Essa brutal interferência é responsável pela perda irreparável de um sem número de artistas e estudiosos de talento, que se encontram perdidos na fabricação de obras sem sentido, totalmente alheias às nossas necessidades, realidade e cultura.

Há quase 60 anos Nelson Rockefeller proclamou ser o Expresssionismo Abstrato a pintura da livre empresa, empregando milhões de dólares em sua difusão. Nessa mesma época a CIA considerava que "a propaganda mais eficaz era do tipo em que o sujeito se move na direção que você quer por razões que ele acredita serem dele".
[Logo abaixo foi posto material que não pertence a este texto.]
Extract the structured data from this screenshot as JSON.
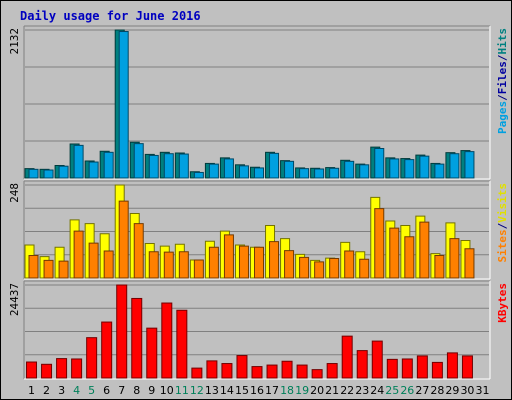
{
  "chart_data": {
    "type": "bar",
    "title": "Daily usage for June 2016",
    "categories": [
      "1",
      "2",
      "3",
      "4",
      "5",
      "6",
      "7",
      "8",
      "9",
      "10",
      "11",
      "12",
      "13",
      "14",
      "15",
      "16",
      "17",
      "18",
      "19",
      "20",
      "21",
      "22",
      "23",
      "24",
      "25",
      "26",
      "27",
      "28",
      "29",
      "30",
      "31"
    ],
    "weekend_categories": [
      "4",
      "5",
      "11",
      "12",
      "18",
      "19",
      "25",
      "26"
    ],
    "panels": [
      {
        "id": "hits",
        "ymax_label": "2132",
        "ymax": 2132,
        "legend": [
          {
            "text": "Pages",
            "color": "#00a0e0"
          },
          {
            "text": "/",
            "color": "#000080"
          },
          {
            "text": "Files",
            "color": "#0000a0"
          },
          {
            "text": "/",
            "color": "#000080"
          },
          {
            "text": "Hits",
            "color": "#008080"
          }
        ],
        "series": [
          {
            "name": "Hits",
            "color": "#008080",
            "values": [
              135,
              125,
              180,
              490,
              245,
              385,
              2132,
              515,
              340,
              370,
              360,
              90,
              210,
              290,
              190,
              155,
              370,
              250,
              145,
              140,
              150,
              255,
              200,
              445,
              290,
              280,
              330,
              210,
              365,
              395,
              0
            ]
          },
          {
            "name": "Files",
            "color": "#00a0e0",
            "values": [
              125,
              115,
              170,
              470,
              230,
              370,
              2110,
              495,
              325,
              350,
              345,
              80,
              200,
              275,
              175,
              145,
              355,
              240,
              135,
              130,
              140,
              240,
              190,
              425,
              275,
              265,
              315,
              200,
              350,
              380,
              0
            ]
          }
        ]
      },
      {
        "id": "visits",
        "ymax_label": "248",
        "ymax": 248,
        "legend": [
          {
            "text": "Sites",
            "color": "#ff8000"
          },
          {
            "text": "/",
            "color": "#000080"
          },
          {
            "text": "Visits",
            "color": "#e0e000"
          }
        ],
        "series": [
          {
            "name": "Visits",
            "color": "#ffff00",
            "values": [
              88,
              57,
              82,
              155,
              145,
              118,
              248,
              172,
              92,
              85,
              90,
              48,
              98,
              125,
              88,
              82,
              140,
              105,
              63,
              47,
              53,
              95,
              70,
              215,
              152,
              140,
              165,
              65,
              147,
              100,
              0
            ]
          },
          {
            "name": "Sites",
            "color": "#ff8000",
            "values": [
              60,
              47,
              45,
              125,
              93,
              72,
              205,
              145,
              70,
              69,
              70,
              48,
              82,
              115,
              85,
              82,
              97,
              73,
              55,
              43,
              52,
              72,
              50,
              185,
              133,
              110,
              149,
              60,
              105,
              78,
              0
            ]
          }
        ]
      },
      {
        "id": "kbytes",
        "ymax_label": "24437",
        "ymax": 24437,
        "legend": [
          {
            "text": "KBytes",
            "color": "#ff0000"
          }
        ],
        "series": [
          {
            "name": "KBytes",
            "color": "#ff0000",
            "values": [
              4200,
              3600,
              5100,
              5000,
              10600,
              14700,
              24437,
              20900,
              13100,
              19700,
              17800,
              2600,
              4500,
              3800,
              5900,
              3000,
              3400,
              4400,
              3400,
              2200,
              3800,
              11000,
              7200,
              9700,
              4900,
              5000,
              5800,
              4100,
              6600,
              5800,
              0
            ]
          }
        ]
      }
    ]
  }
}
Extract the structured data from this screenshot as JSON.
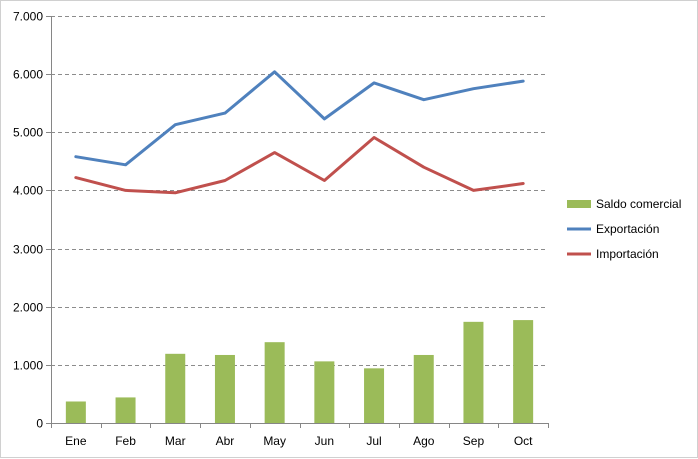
{
  "chart_data": {
    "type": "bar",
    "categories": [
      "Ene",
      "Feb",
      "Mar",
      "Abr",
      "May",
      "Jun",
      "Jul",
      "Ago",
      "Sep",
      "Oct"
    ],
    "series": [
      {
        "name": "Saldo comercial",
        "type": "bar",
        "color": "#9BBB59",
        "values": [
          370,
          440,
          1190,
          1170,
          1390,
          1060,
          940,
          1170,
          1740,
          1770
        ]
      },
      {
        "name": "Exportación",
        "type": "line",
        "color": "#4F81BD",
        "values": [
          4580,
          4440,
          5130,
          5330,
          6040,
          5230,
          5850,
          5560,
          5750,
          5880
        ]
      },
      {
        "name": "Importación",
        "type": "line",
        "color": "#C0504D",
        "values": [
          4220,
          4000,
          3960,
          4170,
          4650,
          4170,
          4910,
          4400,
          4000,
          4120
        ]
      }
    ],
    "ylim": [
      0,
      7000
    ],
    "yticks": [
      0,
      1000,
      2000,
      3000,
      4000,
      5000,
      6000,
      7000
    ],
    "ytick_labels": [
      "0",
      "1.000",
      "2.000",
      "3.000",
      "4.000",
      "5.000",
      "6.000",
      "7.000"
    ],
    "grid": "horizontal dashed",
    "legend_position": "right",
    "title": "",
    "xlabel": "",
    "ylabel": ""
  },
  "legend": {
    "items": [
      {
        "label": "Saldo comercial",
        "kind": "bar",
        "color": "#9BBB59"
      },
      {
        "label": "Exportación",
        "kind": "line",
        "color": "#4F81BD"
      },
      {
        "label": "Importación",
        "kind": "line",
        "color": "#C0504D"
      }
    ]
  }
}
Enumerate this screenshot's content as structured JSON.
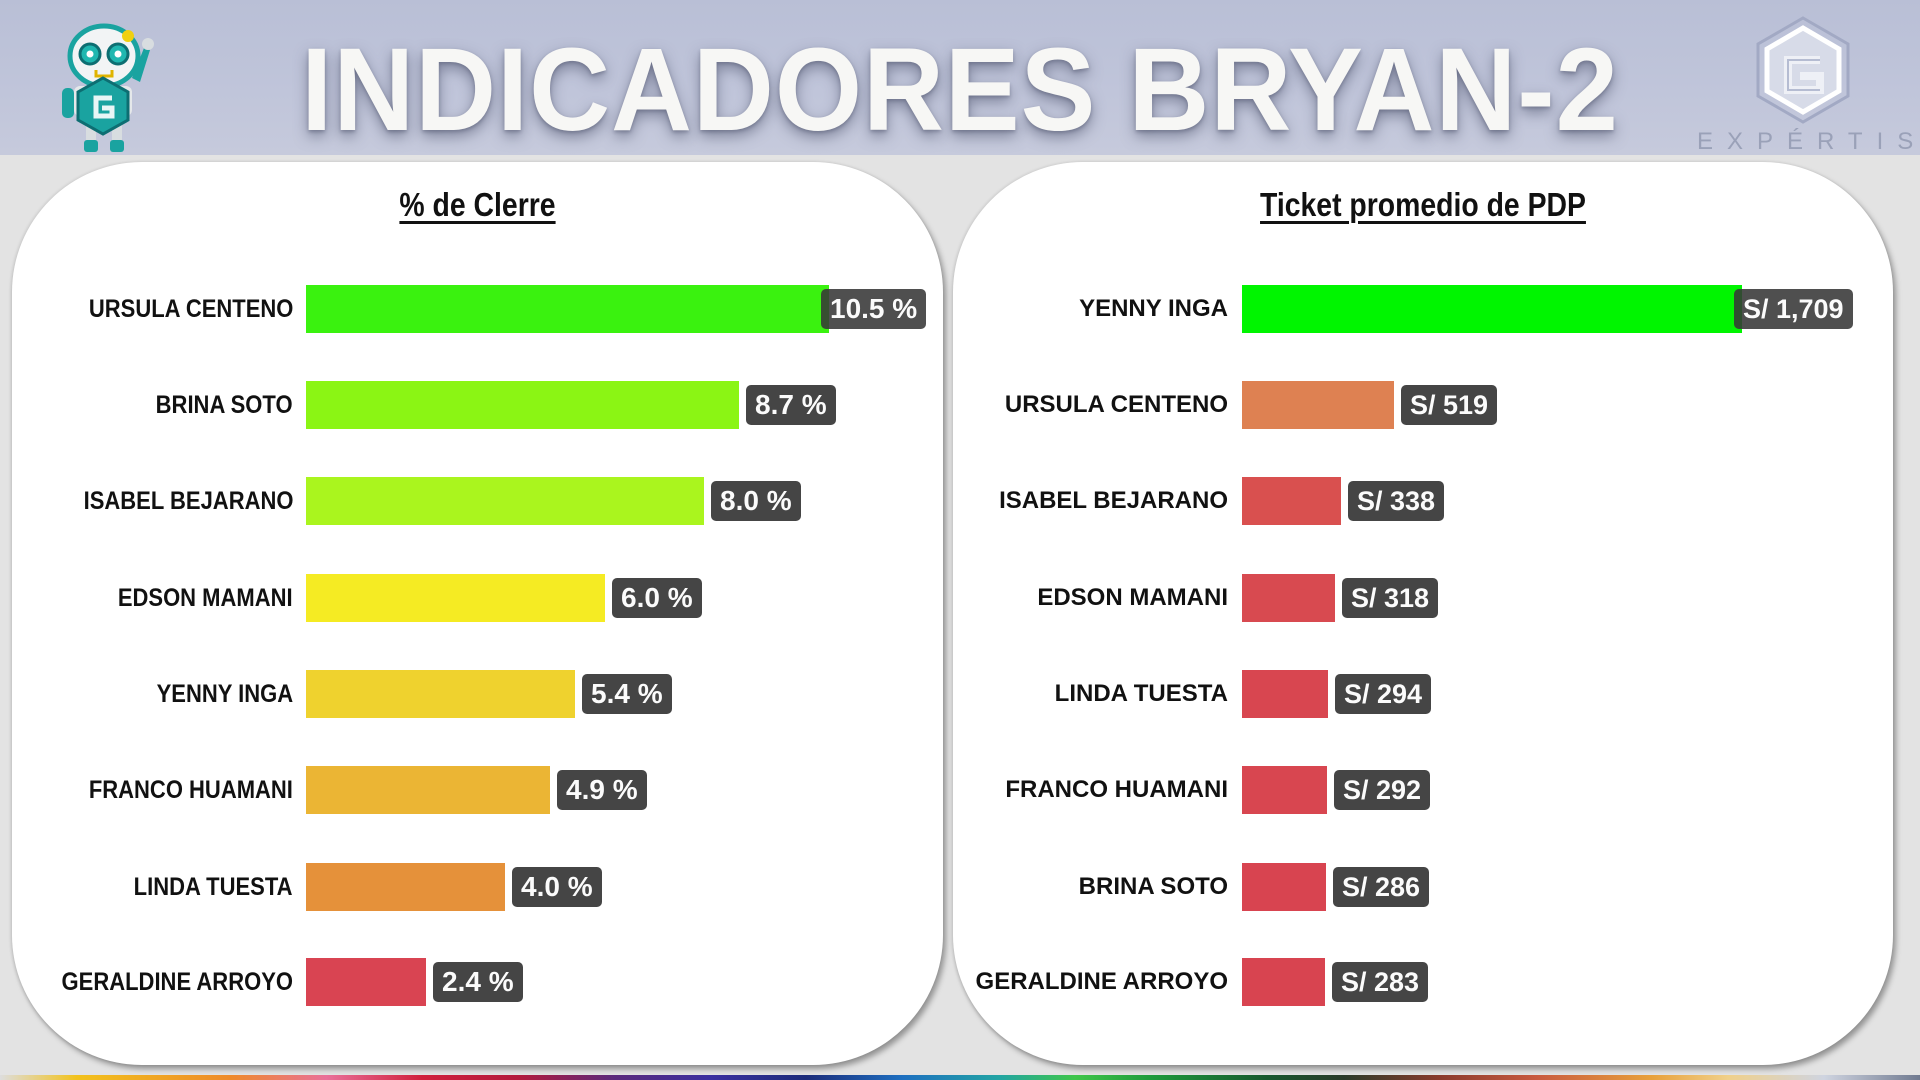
{
  "header": {
    "title": "INDICADORES BRYAN-2",
    "brand_name": "EXPÉRTIS",
    "mascot_icon": "robot-mascot-icon",
    "logo_icon": "hexagon-e-logo-icon",
    "background_color": "#bec3d8"
  },
  "charts": {
    "left": {
      "title": "% de Clerre",
      "rows": [
        {
          "label": "URSULA CENTENO",
          "value": 10.5,
          "display": "10.5 %",
          "color": "#3af20f"
        },
        {
          "label": "BRINA SOTO",
          "value": 8.7,
          "display": "8.7 %",
          "color": "#8bf514"
        },
        {
          "label": "ISABEL BEJARANO",
          "value": 8.0,
          "display": "8.0 %",
          "color": "#aaf51e"
        },
        {
          "label": "EDSON MAMANI",
          "value": 6.0,
          "display": "6.0 %",
          "color": "#f5eb23"
        },
        {
          "label": "YENNY INGA",
          "value": 5.4,
          "display": "5.4 %",
          "color": "#efd22e"
        },
        {
          "label": "FRANCO HUAMANI",
          "value": 4.9,
          "display": "4.9 %",
          "color": "#ebb534"
        },
        {
          "label": "LINDA TUESTA",
          "value": 4.0,
          "display": "4.0 %",
          "color": "#e5913a"
        },
        {
          "label": "GERALDINE ARROYO",
          "value": 2.4,
          "display": "2.4 %",
          "color": "#d94452"
        }
      ]
    },
    "right": {
      "title": "Ticket promedio de PDP",
      "rows": [
        {
          "label": "YENNY INGA",
          "value": 1709,
          "display": "S/ 1,709",
          "color": "#00f500"
        },
        {
          "label": "URSULA CENTENO",
          "value": 519,
          "display": "S/ 519",
          "color": "#de8152"
        },
        {
          "label": "ISABEL BEJARANO",
          "value": 338,
          "display": "S/ 338",
          "color": "#d9504f"
        },
        {
          "label": "EDSON MAMANI",
          "value": 318,
          "display": "S/ 318",
          "color": "#d84a50"
        },
        {
          "label": "LINDA TUESTA",
          "value": 294,
          "display": "S/ 294",
          "color": "#d84650"
        },
        {
          "label": "FRANCO HUAMANI",
          "value": 292,
          "display": "S/ 292",
          "color": "#d84650"
        },
        {
          "label": "BRINA SOTO",
          "value": 286,
          "display": "S/ 286",
          "color": "#d84450"
        },
        {
          "label": "GERALDINE ARROYO",
          "value": 283,
          "display": "S/ 283",
          "color": "#d84450"
        }
      ]
    }
  },
  "chart_data": [
    {
      "type": "bar",
      "orientation": "horizontal",
      "title": "% de Clerre",
      "categories": [
        "URSULA CENTENO",
        "BRINA SOTO",
        "ISABEL BEJARANO",
        "EDSON MAMANI",
        "YENNY INGA",
        "FRANCO HUAMANI",
        "LINDA TUESTA",
        "GERALDINE ARROYO"
      ],
      "values": [
        10.5,
        8.7,
        8.0,
        6.0,
        5.4,
        4.9,
        4.0,
        2.4
      ],
      "value_labels": [
        "10.5 %",
        "8.7 %",
        "8.0 %",
        "6.0 %",
        "5.4 %",
        "4.9 %",
        "4.0 %",
        "2.4 %"
      ],
      "colors": [
        "#3af20f",
        "#8bf514",
        "#aaf51e",
        "#f5eb23",
        "#efd22e",
        "#ebb534",
        "#e5913a",
        "#d94452"
      ],
      "xlabel": "",
      "ylabel": "",
      "grid": false,
      "legend": false
    },
    {
      "type": "bar",
      "orientation": "horizontal",
      "title": "Ticket promedio de PDP",
      "categories": [
        "YENNY INGA",
        "URSULA CENTENO",
        "ISABEL BEJARANO",
        "EDSON MAMANI",
        "LINDA TUESTA",
        "FRANCO HUAMANI",
        "BRINA SOTO",
        "GERALDINE ARROYO"
      ],
      "values": [
        1709,
        519,
        338,
        318,
        294,
        292,
        286,
        283
      ],
      "value_labels": [
        "S/ 1,709",
        "S/ 519",
        "S/ 338",
        "S/ 318",
        "S/ 294",
        "S/ 292",
        "S/ 286",
        "S/ 283"
      ],
      "colors": [
        "#00f500",
        "#de8152",
        "#d9504f",
        "#d84a50",
        "#d84650",
        "#d84650",
        "#d84450",
        "#d84450"
      ],
      "xlabel": "",
      "ylabel": "",
      "grid": false,
      "legend": false
    }
  ]
}
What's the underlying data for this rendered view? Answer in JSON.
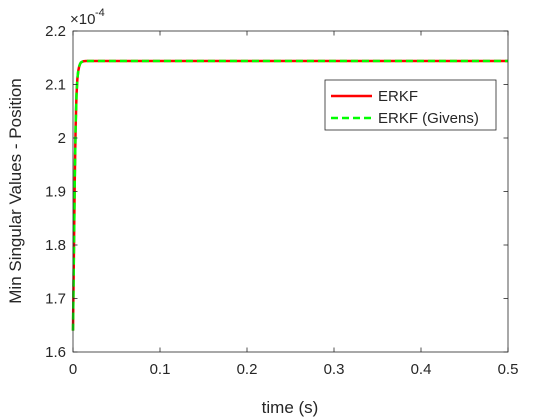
{
  "chart_data": {
    "type": "line",
    "title": "",
    "xlabel": "time (s)",
    "ylabel": "Min Singular Values - Position",
    "xlim": [
      0,
      0.5
    ],
    "ylim": [
      1.6,
      2.2
    ],
    "y_exponent_label": "×10",
    "y_exponent_power": "-4",
    "x_ticks": [
      0,
      0.1,
      0.2,
      0.3,
      0.4,
      0.5
    ],
    "x_tick_labels": [
      "0",
      "0.1",
      "0.2",
      "0.3",
      "0.4",
      "0.5"
    ],
    "y_ticks": [
      1.6,
      1.7,
      1.8,
      1.9,
      2.0,
      2.1,
      2.2
    ],
    "y_tick_labels": [
      "1.6",
      "1.7",
      "1.8",
      "1.9",
      "2",
      "2.1",
      "2.2"
    ],
    "grid": false,
    "legend_position": "top-right",
    "series": [
      {
        "name": "ERKF",
        "color": "#ff0000",
        "style": "solid",
        "x": [
          0,
          0.001,
          0.002,
          0.003,
          0.004,
          0.005,
          0.006,
          0.007,
          0.008,
          0.009,
          0.01,
          0.012,
          0.015,
          0.02,
          0.03,
          0.05,
          0.1,
          0.2,
          0.3,
          0.4,
          0.5
        ],
        "y": [
          1.64,
          1.78,
          1.92,
          2.02,
          2.08,
          2.11,
          2.125,
          2.133,
          2.138,
          2.141,
          2.142,
          2.1435,
          2.144,
          2.144,
          2.144,
          2.144,
          2.144,
          2.144,
          2.144,
          2.144,
          2.144
        ]
      },
      {
        "name": "ERKF (Givens)",
        "color": "#00ff00",
        "style": "dashed",
        "x": [
          0,
          0.001,
          0.002,
          0.003,
          0.004,
          0.005,
          0.006,
          0.007,
          0.008,
          0.009,
          0.01,
          0.012,
          0.015,
          0.02,
          0.03,
          0.05,
          0.1,
          0.2,
          0.3,
          0.4,
          0.5
        ],
        "y": [
          1.64,
          1.78,
          1.92,
          2.02,
          2.08,
          2.11,
          2.125,
          2.133,
          2.138,
          2.141,
          2.142,
          2.1435,
          2.144,
          2.144,
          2.144,
          2.144,
          2.144,
          2.144,
          2.144,
          2.144,
          2.144
        ]
      }
    ]
  }
}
Em 60 anos a CIA conseguiu a proesa de fazer as artes plásticas caminharem do "Expressionismo Abstrato" ao "Cocô na Lata". O rei está nu, essa verdade deve ser divulgada não aceitando como Arte tudo o que se chama atualmente de arte.

Pode ser que eu me engane, acredito porém que, ao mudar as 'circunstâncias materiais e históricas' que a sustentam, essa produção elitista, hoje incensada, badalada, premiada, proclamada, escrita, fotografada, vendida e comprada será, a exemplo das teses sobre o sexo dos anjos, totalmente esquecida.

Considero como elite a definição de Joaquim Francisco de Carvalho: "elite é o estrato social que controla os recursos materiais e humanos da nação e tem poder para promover ou bloquear iniciativas capazes de influir nas políticas
públicas" ou, em poucas palavras: os donos do poder.